|
The ruling of the Delhi High Court in the CPIO versus S.C. Aggarwal case and the open letter by a group of jurists to the Chief Justice of India have brought to focus critical issues of transparency in the judiciary. In this connection, a few points need to be kept in mind.
‘Corrupt’ is not an adjective like fat, inefficient or incompetent, but a legal word which qualifies proscribed acts. Hanlon’s Razor succinctly captures the point, “Never attribute to malice that which can be adequately explained by stupidity”. Therefore, before condemning a judge as ‘corrupt’, let’s appreciate the significance of the term. ‘Corrupt’ has not been defined in the Prevention of Corruption Act, but acceptance of “gratification” (not necessarily “pecuniary”) other than “legal remuneration” is an offence under the act.
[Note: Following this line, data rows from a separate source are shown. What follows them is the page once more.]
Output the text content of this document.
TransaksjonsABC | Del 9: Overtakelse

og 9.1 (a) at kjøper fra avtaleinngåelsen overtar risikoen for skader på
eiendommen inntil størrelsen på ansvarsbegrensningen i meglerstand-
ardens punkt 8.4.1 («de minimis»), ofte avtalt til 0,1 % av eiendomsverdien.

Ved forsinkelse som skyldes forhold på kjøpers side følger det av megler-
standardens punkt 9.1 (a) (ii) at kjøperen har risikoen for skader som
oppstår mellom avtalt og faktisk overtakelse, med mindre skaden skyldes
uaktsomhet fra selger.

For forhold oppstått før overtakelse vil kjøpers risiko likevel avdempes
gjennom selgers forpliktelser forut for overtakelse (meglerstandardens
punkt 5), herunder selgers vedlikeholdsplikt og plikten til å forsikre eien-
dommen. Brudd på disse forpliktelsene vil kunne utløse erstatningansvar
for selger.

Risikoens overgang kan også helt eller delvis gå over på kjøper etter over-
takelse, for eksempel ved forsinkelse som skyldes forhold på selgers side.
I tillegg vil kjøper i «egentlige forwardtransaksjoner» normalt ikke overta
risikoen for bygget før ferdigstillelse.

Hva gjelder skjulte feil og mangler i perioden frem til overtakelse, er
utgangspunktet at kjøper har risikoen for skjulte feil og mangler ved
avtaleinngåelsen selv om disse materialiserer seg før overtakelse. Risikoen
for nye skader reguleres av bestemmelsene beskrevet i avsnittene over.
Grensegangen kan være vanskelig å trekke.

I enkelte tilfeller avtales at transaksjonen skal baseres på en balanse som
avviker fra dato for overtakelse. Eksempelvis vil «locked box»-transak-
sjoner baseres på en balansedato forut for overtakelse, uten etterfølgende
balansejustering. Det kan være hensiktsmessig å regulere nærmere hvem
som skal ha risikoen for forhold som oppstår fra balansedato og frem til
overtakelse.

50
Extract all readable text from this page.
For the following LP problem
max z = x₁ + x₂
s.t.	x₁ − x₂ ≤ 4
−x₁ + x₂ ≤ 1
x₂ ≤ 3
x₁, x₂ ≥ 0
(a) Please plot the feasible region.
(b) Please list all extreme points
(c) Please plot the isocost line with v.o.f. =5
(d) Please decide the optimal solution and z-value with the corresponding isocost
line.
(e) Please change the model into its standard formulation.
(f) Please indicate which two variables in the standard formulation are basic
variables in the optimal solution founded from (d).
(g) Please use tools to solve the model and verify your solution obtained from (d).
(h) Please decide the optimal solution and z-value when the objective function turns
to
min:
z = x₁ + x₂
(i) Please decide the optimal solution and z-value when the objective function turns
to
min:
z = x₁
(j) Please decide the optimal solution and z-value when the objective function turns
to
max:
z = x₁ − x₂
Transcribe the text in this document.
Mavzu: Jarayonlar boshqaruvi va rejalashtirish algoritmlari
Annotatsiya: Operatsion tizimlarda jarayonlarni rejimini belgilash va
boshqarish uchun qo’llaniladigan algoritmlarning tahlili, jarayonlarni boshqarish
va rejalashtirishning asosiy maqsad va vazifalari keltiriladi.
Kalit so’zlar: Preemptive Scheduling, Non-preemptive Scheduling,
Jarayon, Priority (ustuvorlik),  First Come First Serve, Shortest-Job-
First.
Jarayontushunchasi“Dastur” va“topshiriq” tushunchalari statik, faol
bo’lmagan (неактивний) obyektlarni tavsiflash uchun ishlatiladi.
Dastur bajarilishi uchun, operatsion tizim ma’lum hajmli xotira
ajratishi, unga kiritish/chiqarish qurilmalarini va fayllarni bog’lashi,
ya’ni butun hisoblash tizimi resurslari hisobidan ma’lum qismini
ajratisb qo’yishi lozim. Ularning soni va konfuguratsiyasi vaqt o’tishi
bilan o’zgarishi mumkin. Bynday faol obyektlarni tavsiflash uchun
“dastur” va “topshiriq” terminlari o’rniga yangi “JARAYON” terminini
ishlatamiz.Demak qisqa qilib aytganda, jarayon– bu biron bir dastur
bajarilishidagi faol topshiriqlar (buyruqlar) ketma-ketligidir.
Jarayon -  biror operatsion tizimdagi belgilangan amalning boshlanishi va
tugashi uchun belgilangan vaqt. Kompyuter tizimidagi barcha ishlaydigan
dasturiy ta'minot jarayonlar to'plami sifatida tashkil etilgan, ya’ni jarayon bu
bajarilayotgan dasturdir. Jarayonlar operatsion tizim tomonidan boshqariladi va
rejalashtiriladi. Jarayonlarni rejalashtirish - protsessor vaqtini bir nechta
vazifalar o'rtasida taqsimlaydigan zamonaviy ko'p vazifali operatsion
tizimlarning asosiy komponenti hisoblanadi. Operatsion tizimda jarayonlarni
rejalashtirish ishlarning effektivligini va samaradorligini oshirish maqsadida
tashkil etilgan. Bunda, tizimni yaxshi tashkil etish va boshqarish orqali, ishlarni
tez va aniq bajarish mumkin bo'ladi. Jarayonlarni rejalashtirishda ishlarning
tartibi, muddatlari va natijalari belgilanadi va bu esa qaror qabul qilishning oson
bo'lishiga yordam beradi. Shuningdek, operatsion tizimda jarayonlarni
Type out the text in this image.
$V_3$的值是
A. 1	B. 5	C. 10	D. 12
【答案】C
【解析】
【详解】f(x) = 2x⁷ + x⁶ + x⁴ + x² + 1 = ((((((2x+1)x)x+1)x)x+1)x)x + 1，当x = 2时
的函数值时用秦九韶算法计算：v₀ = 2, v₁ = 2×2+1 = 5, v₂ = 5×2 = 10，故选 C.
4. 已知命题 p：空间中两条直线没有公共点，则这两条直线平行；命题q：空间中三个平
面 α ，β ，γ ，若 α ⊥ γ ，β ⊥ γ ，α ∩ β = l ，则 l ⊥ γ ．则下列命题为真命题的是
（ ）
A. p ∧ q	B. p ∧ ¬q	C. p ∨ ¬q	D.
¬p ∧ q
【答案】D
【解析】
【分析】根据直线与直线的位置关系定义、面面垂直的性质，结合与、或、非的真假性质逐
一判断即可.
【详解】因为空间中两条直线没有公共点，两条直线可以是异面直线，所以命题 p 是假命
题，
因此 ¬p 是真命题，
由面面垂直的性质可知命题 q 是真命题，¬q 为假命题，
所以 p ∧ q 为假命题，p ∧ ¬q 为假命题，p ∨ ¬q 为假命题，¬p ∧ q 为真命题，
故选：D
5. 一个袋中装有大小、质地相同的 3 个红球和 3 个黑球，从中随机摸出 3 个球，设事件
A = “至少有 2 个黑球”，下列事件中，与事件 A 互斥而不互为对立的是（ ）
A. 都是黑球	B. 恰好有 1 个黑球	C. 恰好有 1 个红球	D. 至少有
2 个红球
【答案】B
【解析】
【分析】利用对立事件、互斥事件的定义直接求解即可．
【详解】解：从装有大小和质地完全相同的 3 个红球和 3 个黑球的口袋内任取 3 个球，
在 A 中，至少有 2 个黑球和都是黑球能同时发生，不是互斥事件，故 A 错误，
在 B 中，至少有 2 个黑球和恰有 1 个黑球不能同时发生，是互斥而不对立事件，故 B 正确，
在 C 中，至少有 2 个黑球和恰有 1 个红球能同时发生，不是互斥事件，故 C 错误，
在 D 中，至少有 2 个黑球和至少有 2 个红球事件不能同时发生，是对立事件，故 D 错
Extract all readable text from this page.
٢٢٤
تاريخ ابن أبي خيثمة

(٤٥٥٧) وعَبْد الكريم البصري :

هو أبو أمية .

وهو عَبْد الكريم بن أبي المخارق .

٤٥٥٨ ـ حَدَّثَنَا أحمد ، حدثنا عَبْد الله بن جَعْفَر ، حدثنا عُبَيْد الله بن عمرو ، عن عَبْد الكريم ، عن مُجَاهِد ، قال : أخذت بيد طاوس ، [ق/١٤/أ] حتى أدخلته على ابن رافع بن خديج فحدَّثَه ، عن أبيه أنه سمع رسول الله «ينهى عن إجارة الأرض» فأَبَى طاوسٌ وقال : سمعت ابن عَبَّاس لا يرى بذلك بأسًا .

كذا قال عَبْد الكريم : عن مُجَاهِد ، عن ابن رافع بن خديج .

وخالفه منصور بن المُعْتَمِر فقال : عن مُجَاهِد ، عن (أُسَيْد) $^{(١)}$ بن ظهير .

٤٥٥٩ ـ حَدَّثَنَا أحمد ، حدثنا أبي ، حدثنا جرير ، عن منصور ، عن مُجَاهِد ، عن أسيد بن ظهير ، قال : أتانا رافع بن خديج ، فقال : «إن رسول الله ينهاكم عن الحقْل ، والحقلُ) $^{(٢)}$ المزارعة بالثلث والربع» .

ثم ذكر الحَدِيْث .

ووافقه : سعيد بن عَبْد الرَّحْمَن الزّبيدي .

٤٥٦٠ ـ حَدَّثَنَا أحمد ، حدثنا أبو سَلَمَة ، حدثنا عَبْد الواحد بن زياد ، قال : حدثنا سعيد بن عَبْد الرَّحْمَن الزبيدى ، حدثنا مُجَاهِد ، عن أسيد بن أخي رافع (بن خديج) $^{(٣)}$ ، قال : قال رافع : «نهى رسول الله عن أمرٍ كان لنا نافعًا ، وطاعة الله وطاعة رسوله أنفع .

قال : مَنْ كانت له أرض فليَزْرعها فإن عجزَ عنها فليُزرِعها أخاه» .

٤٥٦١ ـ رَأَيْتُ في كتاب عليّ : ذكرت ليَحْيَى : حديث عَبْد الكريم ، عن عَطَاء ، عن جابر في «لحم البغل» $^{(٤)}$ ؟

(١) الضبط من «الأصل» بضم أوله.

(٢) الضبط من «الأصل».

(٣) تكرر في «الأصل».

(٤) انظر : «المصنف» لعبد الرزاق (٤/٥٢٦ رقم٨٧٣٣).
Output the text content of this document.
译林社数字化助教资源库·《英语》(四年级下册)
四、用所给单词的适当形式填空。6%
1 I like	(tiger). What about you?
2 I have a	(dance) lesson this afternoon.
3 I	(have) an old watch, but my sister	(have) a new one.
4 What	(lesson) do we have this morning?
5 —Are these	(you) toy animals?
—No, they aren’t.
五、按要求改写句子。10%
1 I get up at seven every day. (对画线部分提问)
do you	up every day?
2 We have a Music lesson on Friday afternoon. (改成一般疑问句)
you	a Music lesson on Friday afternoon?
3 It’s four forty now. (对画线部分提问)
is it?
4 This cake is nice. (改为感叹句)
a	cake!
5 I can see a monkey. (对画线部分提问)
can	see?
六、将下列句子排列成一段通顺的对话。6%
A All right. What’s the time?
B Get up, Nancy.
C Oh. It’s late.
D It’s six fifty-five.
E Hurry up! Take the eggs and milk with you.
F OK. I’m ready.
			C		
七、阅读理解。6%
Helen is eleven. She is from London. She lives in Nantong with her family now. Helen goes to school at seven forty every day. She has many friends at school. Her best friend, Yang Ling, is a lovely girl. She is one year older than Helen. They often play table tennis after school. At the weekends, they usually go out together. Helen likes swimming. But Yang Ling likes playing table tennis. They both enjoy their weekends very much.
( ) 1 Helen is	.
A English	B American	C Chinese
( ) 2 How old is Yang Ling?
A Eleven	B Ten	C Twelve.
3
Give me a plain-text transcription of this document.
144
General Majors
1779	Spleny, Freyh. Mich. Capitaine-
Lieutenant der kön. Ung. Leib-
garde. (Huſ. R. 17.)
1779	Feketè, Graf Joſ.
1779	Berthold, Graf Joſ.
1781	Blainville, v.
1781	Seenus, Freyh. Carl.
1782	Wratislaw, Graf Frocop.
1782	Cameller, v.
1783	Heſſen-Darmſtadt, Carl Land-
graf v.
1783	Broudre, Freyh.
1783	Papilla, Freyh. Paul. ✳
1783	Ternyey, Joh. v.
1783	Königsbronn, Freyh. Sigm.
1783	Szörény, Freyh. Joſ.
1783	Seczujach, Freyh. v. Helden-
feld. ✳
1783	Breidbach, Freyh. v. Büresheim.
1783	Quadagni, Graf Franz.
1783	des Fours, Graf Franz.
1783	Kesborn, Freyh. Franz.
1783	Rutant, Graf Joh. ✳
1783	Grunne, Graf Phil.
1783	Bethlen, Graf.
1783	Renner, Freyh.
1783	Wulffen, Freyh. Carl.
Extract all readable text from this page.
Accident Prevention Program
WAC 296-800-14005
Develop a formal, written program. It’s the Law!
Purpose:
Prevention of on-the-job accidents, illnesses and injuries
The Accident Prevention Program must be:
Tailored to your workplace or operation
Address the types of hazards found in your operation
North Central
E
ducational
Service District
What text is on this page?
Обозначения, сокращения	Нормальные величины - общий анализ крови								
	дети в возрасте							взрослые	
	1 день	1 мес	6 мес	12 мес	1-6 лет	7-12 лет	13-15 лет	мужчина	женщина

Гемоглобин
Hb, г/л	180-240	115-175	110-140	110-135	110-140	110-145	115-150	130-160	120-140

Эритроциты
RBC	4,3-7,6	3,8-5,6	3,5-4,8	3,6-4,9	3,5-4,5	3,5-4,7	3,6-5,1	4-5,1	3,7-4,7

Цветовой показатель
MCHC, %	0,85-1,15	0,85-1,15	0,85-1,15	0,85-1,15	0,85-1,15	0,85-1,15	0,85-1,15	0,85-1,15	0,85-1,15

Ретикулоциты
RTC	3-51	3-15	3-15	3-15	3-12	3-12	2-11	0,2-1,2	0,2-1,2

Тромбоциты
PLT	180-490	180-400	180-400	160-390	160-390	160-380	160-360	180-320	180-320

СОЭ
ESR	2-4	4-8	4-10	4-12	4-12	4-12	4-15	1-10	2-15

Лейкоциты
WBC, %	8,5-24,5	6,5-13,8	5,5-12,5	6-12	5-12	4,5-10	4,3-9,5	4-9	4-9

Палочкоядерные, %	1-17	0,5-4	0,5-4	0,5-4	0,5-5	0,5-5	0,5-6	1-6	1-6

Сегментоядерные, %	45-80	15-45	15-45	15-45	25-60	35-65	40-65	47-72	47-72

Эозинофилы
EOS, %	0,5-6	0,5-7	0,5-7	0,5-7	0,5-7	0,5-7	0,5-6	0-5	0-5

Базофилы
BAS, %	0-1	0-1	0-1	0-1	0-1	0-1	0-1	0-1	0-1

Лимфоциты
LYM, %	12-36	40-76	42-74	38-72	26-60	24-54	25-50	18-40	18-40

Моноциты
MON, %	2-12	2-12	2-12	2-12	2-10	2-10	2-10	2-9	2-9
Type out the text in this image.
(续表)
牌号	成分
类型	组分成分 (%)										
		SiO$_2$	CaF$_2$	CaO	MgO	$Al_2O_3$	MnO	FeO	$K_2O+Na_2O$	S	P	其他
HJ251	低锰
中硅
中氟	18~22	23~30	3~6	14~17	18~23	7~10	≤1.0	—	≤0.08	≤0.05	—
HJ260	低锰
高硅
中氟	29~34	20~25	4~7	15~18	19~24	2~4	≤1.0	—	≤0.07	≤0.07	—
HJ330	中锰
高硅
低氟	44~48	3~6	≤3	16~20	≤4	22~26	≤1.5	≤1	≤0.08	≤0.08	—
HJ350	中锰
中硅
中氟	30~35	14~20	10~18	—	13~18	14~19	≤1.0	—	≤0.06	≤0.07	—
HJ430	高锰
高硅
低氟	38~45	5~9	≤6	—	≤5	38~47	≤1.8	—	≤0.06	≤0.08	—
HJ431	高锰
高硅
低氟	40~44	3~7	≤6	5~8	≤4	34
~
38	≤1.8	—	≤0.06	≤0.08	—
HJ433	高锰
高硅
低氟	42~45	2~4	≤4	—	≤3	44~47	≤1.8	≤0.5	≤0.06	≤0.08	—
Irrespective of the merit of the high court judgment, the moot point is, to what extent does declaration of assets address corruption and transparency? Judges may disclose their income-tax returns and/ or a statement of assets, perhaps along with that of their spouses, though the high court judgment opines otherwise on this point. It is rather naïve to believe that gratification other than legal will be only in the form of money and also that such gratification would be reflected in the income-tax returns or statements of assets. As per the judgment of the Delhi High Court, the asset declaration made by judges to the CJI is “information” under the Right to Information Act. How is a citizen to use this information, forward queries or complaints to the Central Bureau of Investigation, the Central Vigilance Commission or to the income-tax department? Daring and spirited citizens can, of course, file public interest litigations, risking strictures and cost.
Systemic change
What we have is access to information with which we cannot do much. Disclosure of assets may not tangibly address corruption and transparency in the judiciary. Whether the decision to disclose assets by the CJI engenders faith in the public is debatable. In September, a group of counsels raised concerns regarding a certain Supreme Court justice nominee and, ironically, the allegations relate to “huge assets” acquired by the nominee. Lawyers from the state high court echoed these apprehensions. These concerns bring to focus the need for a mechanism to address allegations of corruption in the judiciary. The letter proceeds to request the CJI to take steps to “initiate a thorough enquiry into all the allegations” and take “appropriate action thereafter”. This leads to two questions: if the concerned judge was corrupt, why was he promoted to the high court bench in the first place? Secondly, would the allegations of corruption have had the same effect if he was not considered for the Supreme Court judgeship? Unfit to be a Supreme Court judge, but fit enough to be a high court judge? The existing mechanism of addressing acts of impropriety by judges (impeachment as per the Constitution) has been wholly unsatisfactory. The parliament’s response to this serious issue is hardly inspiring.
So, how are allegations of corruption against a judge to be handled, if disclosure of assets isn’t going to take us any further? A start can be made by ensuring that judges of integrity and competence are appointed through a more transparent system. A hearing, along the lines of the Senate Judiciary Committee on Supreme Court nominees, would help address the issue of transparency. But a more permanent mechanism for pursuing allegations of corruption within a legal framework needs to be evolved. We cannot hope to have judges with integrity if an opaque appointment system continues alongside a non-existent prosecution mechanism. The law minister should use his experience in the Administrative Reforms Committee to address these issues.